2017/11/21 北海道新聞朝刊 朝の食卓

なんか変だな 長沼 修

 ファイターズ球団が新球場を建てるという構想が発表されてからもう1年半になる。新球場の場所については、
あっちだこっちだと連日メディアをにぎわすが、その採算性や莫大な資金対応など、計画の軸となる部分は全く見えてこない。
 さらに最近の報道では、球団は札幌市に対し、真駒内地区について提案してほしいと要望しているようだ。
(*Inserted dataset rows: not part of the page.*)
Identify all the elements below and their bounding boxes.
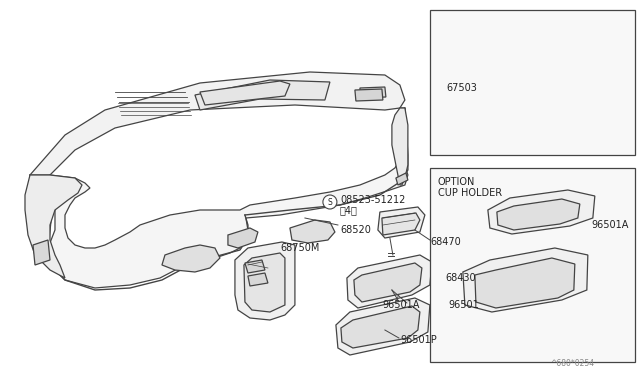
Polygon shape: [360, 87, 386, 98]
Polygon shape: [195, 80, 330, 110]
Text: 68430: 68430: [445, 273, 476, 283]
Polygon shape: [475, 258, 575, 308]
Bar: [430, 10, 635, 155]
Polygon shape: [463, 248, 588, 312]
Polygon shape: [378, 207, 425, 238]
Text: ^680*0254: ^680*0254: [550, 359, 594, 368]
Polygon shape: [235, 242, 295, 320]
Polygon shape: [162, 245, 220, 272]
Polygon shape: [382, 213, 420, 235]
Polygon shape: [245, 260, 265, 273]
Polygon shape: [248, 273, 268, 286]
Text: 96501P: 96501P: [400, 335, 436, 345]
Polygon shape: [228, 228, 258, 248]
Polygon shape: [200, 81, 290, 105]
Text: OPTION: OPTION: [438, 177, 476, 187]
Polygon shape: [497, 199, 580, 230]
Text: 96501A: 96501A: [382, 300, 419, 310]
Text: 08523-51212: 08523-51212: [340, 195, 405, 205]
Text: 67503: 67503: [446, 83, 477, 93]
Polygon shape: [347, 255, 432, 308]
Polygon shape: [244, 253, 285, 312]
Text: （4）: （4）: [340, 205, 358, 215]
Polygon shape: [355, 89, 383, 101]
Text: S: S: [328, 198, 332, 206]
Polygon shape: [396, 173, 408, 185]
Polygon shape: [30, 108, 408, 288]
Polygon shape: [30, 72, 405, 190]
Text: 68750M: 68750M: [280, 243, 319, 253]
Text: 96501: 96501: [448, 300, 479, 310]
Text: 68520: 68520: [340, 225, 371, 235]
Polygon shape: [392, 108, 408, 185]
Polygon shape: [25, 175, 82, 278]
Text: CUP HOLDER: CUP HOLDER: [438, 188, 502, 198]
Bar: [430, 168, 635, 362]
Polygon shape: [290, 220, 335, 243]
Text: 68470: 68470: [430, 237, 461, 247]
Polygon shape: [33, 240, 50, 265]
Polygon shape: [508, 35, 618, 128]
Circle shape: [323, 195, 337, 209]
Polygon shape: [488, 190, 595, 234]
Polygon shape: [354, 263, 422, 302]
Text: 96501A: 96501A: [592, 220, 629, 230]
Polygon shape: [341, 306, 420, 348]
Polygon shape: [336, 298, 430, 355]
どうして札幌市が提案するのだろう。なんか変だなと思う。
 もちろん、プロ野球は多くの市民に喜びを与えているが、営利が絡む以上、他の娯楽施設と同じように、
利益を得る企業が自分で計画し準備をするのが当然だ。
またプロ野球は地域への貢献もしているが、球団を所有する親会社の宣伝媒体であるという本質は変わらない。
 現在のドームは多目的施設であるため使い勝手に問題があるという。
私はこの6月まで札幌ドームの社長をしていたが、野球を楽しめないほどの欠陥があるようには思えないし、
輝かしいチームの実績もある。傾斜が急だと指摘された階段も、北広島に通い、また真駒内公園まで歩くことを考えるとまだましだ。
 新球場は誰にとって必要なのか。札幌市民は大きな負担を背負ってまで本当に新しいドーム球場を必要としているのか。
今や、球団はもちろんのこと、札幌市と球団を所有する親会社の双方も、
この問題について詳しく説明する必要があるのではないか、という市民は多い。